7 things you should know about openSUSE Leap

Jonathan MathewsPublic

Both Red Hat and Canonical have free enterprise distributions: CentOS and Ubuntu respectively. Until last week, SUSE didn’t have any such offering — at least not officially.

Everything changed with the arrival of Leap.

I was at SUSECon 2015 when SUSE made the announcement, and I talked to over half a dozen SUSE executives and openSUSE developers, including Richard Brown, the chairperson of the openSUSE board. The information I gathered from these interactions gave clear indications that Leap is now a great alternative to Ubuntu, CentOS and Debian for production servers. However, very little is known about Leap.

Following is my interpretation of what Leap is and some points of interest:

Leap gets the DNA of SUSE Linux Enterprise (SLE)

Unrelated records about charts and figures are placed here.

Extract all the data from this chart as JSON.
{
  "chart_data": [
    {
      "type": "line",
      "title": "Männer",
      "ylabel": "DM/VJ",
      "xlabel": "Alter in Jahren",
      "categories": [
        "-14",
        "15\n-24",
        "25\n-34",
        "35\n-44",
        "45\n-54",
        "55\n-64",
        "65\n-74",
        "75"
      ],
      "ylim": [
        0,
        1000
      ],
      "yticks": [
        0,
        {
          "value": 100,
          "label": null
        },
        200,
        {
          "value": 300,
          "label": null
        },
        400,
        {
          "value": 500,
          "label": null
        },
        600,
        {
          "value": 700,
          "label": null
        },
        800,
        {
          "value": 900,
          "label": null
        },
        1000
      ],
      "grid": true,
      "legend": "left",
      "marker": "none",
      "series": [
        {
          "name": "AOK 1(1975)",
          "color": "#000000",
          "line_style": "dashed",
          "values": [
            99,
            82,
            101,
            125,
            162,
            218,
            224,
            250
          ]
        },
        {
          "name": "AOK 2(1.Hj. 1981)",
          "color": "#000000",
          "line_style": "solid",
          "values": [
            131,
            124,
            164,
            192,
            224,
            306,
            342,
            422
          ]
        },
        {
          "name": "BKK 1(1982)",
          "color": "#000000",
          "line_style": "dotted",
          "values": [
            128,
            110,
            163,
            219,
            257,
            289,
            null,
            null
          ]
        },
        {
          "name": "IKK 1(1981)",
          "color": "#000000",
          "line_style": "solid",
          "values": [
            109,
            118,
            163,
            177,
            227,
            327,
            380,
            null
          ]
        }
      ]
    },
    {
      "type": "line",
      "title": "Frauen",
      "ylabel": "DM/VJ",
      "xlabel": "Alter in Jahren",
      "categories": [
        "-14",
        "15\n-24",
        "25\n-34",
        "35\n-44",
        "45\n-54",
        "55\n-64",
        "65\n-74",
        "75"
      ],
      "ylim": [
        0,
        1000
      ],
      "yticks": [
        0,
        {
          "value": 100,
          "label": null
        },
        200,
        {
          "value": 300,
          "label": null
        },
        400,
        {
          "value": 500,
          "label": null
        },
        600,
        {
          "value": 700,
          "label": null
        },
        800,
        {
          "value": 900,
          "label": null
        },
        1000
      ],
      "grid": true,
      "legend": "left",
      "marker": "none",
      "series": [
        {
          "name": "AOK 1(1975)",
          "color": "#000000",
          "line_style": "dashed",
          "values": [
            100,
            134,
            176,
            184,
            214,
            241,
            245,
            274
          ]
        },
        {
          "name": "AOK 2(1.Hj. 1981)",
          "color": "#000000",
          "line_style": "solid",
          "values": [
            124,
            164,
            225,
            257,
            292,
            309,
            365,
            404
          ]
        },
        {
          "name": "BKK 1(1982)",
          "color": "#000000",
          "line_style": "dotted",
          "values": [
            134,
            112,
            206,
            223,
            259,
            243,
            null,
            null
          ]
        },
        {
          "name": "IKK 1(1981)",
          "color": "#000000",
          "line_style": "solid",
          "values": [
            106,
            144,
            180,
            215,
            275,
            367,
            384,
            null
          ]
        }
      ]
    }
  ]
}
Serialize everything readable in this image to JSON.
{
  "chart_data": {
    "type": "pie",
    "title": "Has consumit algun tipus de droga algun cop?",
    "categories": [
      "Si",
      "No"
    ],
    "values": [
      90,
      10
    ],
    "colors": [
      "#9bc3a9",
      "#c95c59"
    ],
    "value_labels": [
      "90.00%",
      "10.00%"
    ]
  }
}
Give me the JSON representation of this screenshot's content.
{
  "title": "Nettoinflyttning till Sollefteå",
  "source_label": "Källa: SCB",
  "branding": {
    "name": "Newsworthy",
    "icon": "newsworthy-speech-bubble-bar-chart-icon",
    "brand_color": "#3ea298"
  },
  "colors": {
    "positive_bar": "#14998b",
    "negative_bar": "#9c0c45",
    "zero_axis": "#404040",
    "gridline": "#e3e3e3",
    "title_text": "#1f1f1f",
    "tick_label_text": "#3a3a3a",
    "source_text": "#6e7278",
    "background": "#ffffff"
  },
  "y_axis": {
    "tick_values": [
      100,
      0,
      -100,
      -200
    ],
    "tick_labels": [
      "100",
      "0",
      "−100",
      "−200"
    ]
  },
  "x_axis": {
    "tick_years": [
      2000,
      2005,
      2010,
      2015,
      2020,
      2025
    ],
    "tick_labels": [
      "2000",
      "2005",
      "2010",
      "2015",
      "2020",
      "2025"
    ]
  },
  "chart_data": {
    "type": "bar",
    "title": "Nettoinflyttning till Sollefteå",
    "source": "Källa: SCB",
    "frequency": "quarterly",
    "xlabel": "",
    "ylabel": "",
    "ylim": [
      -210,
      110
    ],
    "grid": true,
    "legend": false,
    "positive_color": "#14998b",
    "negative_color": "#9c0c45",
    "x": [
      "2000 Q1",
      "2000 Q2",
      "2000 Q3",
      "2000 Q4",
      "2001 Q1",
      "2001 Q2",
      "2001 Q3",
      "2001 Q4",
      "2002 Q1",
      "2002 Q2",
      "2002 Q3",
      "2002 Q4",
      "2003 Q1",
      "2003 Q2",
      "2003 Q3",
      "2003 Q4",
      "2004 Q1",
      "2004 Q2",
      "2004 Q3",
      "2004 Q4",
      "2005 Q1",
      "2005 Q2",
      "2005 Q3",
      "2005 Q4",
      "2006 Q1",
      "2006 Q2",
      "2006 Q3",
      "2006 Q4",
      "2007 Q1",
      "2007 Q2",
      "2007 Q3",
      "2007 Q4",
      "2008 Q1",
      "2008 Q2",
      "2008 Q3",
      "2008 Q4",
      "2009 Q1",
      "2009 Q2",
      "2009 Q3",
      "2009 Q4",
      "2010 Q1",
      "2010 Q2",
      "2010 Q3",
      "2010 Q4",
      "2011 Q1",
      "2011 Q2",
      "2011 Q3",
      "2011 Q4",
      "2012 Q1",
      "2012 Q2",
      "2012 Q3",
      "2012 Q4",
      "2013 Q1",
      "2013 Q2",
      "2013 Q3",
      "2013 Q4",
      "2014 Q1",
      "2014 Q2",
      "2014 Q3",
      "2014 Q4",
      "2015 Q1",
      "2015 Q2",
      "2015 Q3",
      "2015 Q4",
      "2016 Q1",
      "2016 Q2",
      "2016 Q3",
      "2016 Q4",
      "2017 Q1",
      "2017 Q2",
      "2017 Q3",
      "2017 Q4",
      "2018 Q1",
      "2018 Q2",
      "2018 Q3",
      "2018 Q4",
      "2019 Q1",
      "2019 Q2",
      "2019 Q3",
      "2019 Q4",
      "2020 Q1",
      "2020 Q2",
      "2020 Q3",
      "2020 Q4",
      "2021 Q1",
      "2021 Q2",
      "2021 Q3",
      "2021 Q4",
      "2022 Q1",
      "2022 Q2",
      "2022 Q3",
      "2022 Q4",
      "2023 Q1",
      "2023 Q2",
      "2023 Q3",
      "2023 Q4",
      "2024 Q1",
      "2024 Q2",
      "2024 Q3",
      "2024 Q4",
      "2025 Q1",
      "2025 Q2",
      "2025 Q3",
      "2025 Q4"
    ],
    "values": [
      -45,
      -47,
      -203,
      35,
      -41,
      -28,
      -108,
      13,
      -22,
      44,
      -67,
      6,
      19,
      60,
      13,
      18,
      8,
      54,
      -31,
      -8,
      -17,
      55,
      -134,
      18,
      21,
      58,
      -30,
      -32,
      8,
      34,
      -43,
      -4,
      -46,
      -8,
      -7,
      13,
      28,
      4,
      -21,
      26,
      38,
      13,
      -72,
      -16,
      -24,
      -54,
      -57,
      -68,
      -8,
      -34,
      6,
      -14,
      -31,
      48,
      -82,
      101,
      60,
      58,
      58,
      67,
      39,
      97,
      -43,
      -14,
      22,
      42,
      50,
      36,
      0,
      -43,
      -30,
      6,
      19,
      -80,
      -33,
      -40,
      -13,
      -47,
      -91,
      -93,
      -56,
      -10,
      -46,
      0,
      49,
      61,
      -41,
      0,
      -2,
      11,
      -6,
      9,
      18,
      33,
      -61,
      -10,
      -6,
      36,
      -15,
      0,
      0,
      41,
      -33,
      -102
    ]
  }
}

OpenSUSE Leap is compiled from the source code of SLE. The first version, 42.1, is based on the first service pack of SLE 12, which will be released soon. How this will work going forward is interesting: SLE is based on openSUSE, making it an upstream for SLE. At the same time, SLE adds packages and modules as needed by its enterprise customers, which Leap will benefit from as these will be shared. Thus, SUSE is an upstream for Leap.

It is my understanding that openSUSE teams will have complete freedom over what they want, but in a majority of cases, they like to have a system as mature and stable as is SLE. So it can be safely assumed that that Leap and SLE will remain very similar.